The company also said that for three years it won't require customers who sign up for U.S. carriage also to agree to AOL Europe carriage, people familiar with the proposals said.
The concessions don't address some issues important to rivals, the people said. AOL's promise not to discriminate in the sale of music over the Internet fails to cover videos, games or other online content. The pledge also only pertains to music it owns being sold on other companies' Web sites and not to music owned by rival companies being offered on AOL systems.
The next step in proceedings is a meeting Wednesday of a committee of antitrust experts from the 15 EU governments to advise competition commissioner Mario Monti.
The commission declined to disclose the latest concessions. "Obviously, they submitted something new. What is the point in submitting the same thing?" Amelia Torres, Monti's spokeswoman, said Friday.
AOL spokeswoman Tricia Primrose declined to comment. Time Warner spokesman Scott Miller, who also declined to discuss the proposals, said, "we're continuing our constructive discussions with the commission and are on track to close in the fall."
Since agreeing to buy Time Warner in January, AOL's shares have lost more than a quarter of their value, partly on concern that regulators might block or impose restrictions on the merger. The value of the acquisition has dropped from $178 billion the day it was announced, Jan. 10.
With AOL's more than 20 million Internet subscribers and Time Warner's TV programs, music, movies and publications, the two could drive smaller competitors out of business by dictating prices for online music distribution and with their marketing clout, competitors say.

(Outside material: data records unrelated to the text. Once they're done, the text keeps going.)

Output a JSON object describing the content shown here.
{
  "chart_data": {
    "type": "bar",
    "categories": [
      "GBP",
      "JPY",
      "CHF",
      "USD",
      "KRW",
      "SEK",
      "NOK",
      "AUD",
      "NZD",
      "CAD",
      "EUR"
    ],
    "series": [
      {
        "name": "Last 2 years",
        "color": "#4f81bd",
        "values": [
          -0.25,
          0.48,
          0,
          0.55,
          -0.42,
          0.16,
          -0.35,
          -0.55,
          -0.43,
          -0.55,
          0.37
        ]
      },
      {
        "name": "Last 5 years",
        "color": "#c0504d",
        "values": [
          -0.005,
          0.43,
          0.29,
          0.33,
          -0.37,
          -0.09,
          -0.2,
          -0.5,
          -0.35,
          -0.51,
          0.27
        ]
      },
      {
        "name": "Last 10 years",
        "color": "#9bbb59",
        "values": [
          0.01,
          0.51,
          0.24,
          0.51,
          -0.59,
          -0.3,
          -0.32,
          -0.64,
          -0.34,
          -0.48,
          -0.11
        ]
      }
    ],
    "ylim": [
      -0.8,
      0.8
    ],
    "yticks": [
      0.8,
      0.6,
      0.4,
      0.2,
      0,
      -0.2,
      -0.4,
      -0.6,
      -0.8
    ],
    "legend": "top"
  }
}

The combined entity's size in the United States could also help subsidize expansion in Europe, they say.
Rivals including the Independent Music Companies Association, which represents European record labels and industry groups, warn that Time Warner could also distribute its content on rival sites such as Vivendi's Vizzavi. They also worry that AOL-Time Warner will be able to offer music for free on their Web sites and attract more visitors.
"The legal protection of the authors will be weakened because when a record company and publisher own the online or distribution part as well, their interest will be to get as many online customers as possible," said Peter Schoenning, an associate at Nyborg & Roerdam in Copenhagen, a law firm that represents the Danish Society for Jazz, Rock and Folk Composers.
Some competitors favor establishing a fast-track arbitration procedure in which an independent panel is given one month to rule on complaints alleging a company is discriminating against rivals. Such a system was set up as a condition for Vodafone Group's purchase earlier this year of Mannesmann--the second-biggest acquisition ever--which expanded a company that already was the world's top mobile-phone operator.
Time Warner-EMI offered to sell labels in France, Denmark, Greece and Spain as well as divesting the United Kingdom's Virgin Songs and Magnet publishing catalog, according to people who have seen the companies' submission to the EU.
The proposals came on top of previous pledges not to discriminate against rivals in online music distribution for five years and promises to make their music compatible with at least three encryption technologies and at least three software music-player technologies not owned by AOL or Time Warner.